Middle Market Lending Concentration and Performance
Middle market lending represented 85% of investments at cost (an increase of 878 basis points from June 2024) and comprised 100% of originations in the December quarter. Historical exited investment-level gross IRR in middle market lending ~14.5% overall and ~17.2% for core targets (<$50M EBITDA).
Strong Historical Performance and Low Realized Losses
Long-term track record: ~22 years with exited investments earning a 12% unlevered gross cash IRR across ~450 investments; middle market lending exited investments annualized realized loss rate ~0.2% (0.1% in core targeted segment).
Portfolio Quality and Credit Metrics
Portfolio at cost consisted of 84% senior and secured debt; EBITDA-to-interest coverage around 210% overall and ~230% for core targeted middle market lending. Nonaccruals were low at approximately 0.7% of total assets (fair market value) as of December 31, 2025.
Reduced Payment-in-Kind (PIK) and Recurring Interest Income
Payment-in-kind interest income declined 46% versus prior 12 months and represented 8.6% of total investment income for the December quarter. Interest income comprised 92% of total investment income over the 12 months ending December 2025, emphasizing recurring cash yield.
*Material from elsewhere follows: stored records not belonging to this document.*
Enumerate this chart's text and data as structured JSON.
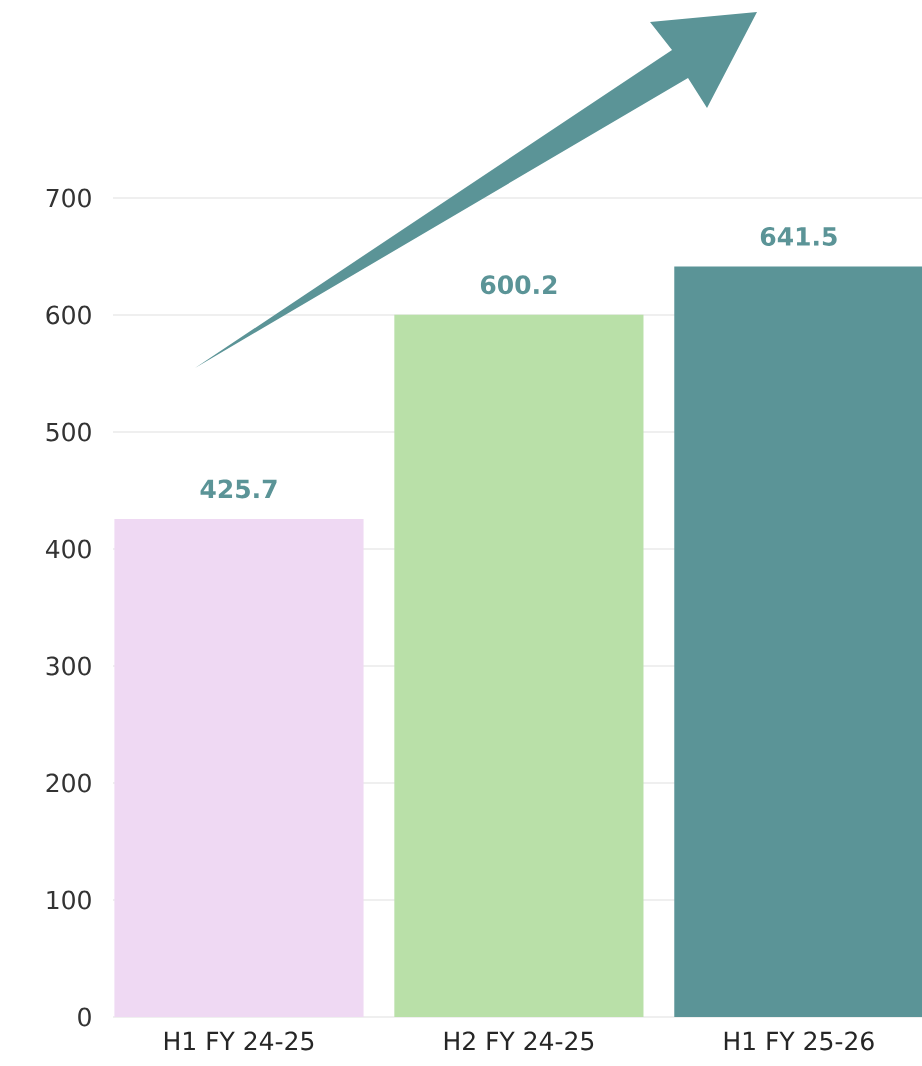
{
  "chart_data": {
    "type": "bar",
    "categories": [
      "H1 FY 24-25",
      "H2 FY 24-25",
      "H1 FY 25-26"
    ],
    "values": [
      425.7,
      600.2,
      641.5
    ],
    "colors": [
      "#efd9f3",
      "#b9e0a8",
      "#5b9497"
    ],
    "value_labels": [
      "425.7",
      "600.2",
      "641.5"
    ],
    "ylim": [
      0,
      700
    ],
    "yticks": [
      0,
      100,
      200,
      300,
      400,
      500,
      600,
      700
    ],
    "grid": "y"
  }
}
Liquidity, Funding Diversity and Balance Sheet Strength
Combined balance sheet cash and undrawn revolver commitments of $1.6 billion; $4.2 billion of assets unencumbered (~64% of portfolio); $2.12 billion of commitments from 48 banks; revolver pricing at SOFR + 2.05% (drawn) and weighted average cost of unsecured debt 4.68% at Dec 31, 2025. Issued ~$168 million of senior unsecured 5.5% notes due 2030 and have laddered liabilities extending through 2052.
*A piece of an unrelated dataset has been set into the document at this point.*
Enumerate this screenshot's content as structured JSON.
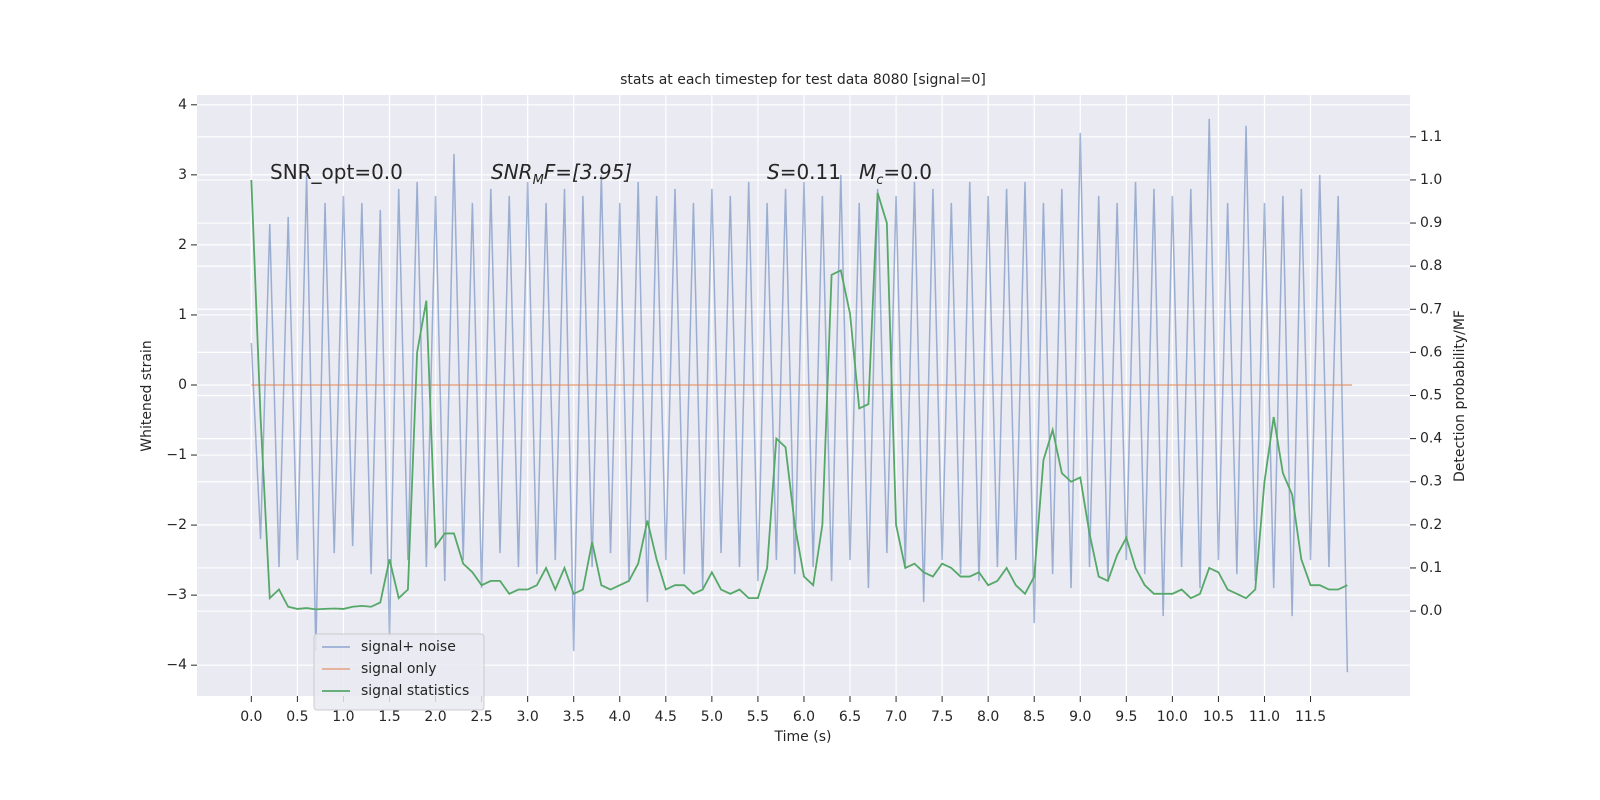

Real Estate Strategy Outcomes (NPRC)
NPRC real estate portfolio represented 14% of investments at cost; NPRC investments included a $270 million unrealized gain as of December 2025. Since inception, 56 property exits earned an unlevered gross cash IRR of 24% and cash-on-cash multiple of 2.4x; 4 property exits in the current fiscal year generated a 21% IRR and 2.4x multiple.
Conservative Sector Positioning (Low Software Exposure)
Software exposure at cost was 2.8% of the portfolio versus a reported ~22% average across BDCs with publicly traded unsecured bonds, highlighting limited exposure to a sector under current market scrutiny.
Modest Net Deployment in Quarter with Capital Preservation
Investment originations in the December quarter totaled $80 million (100% middle market, majority first-lien); repayments and exits were $79 million, resulting in net repayments of $1 million — signaling capital preservation and validation of realizations strategy.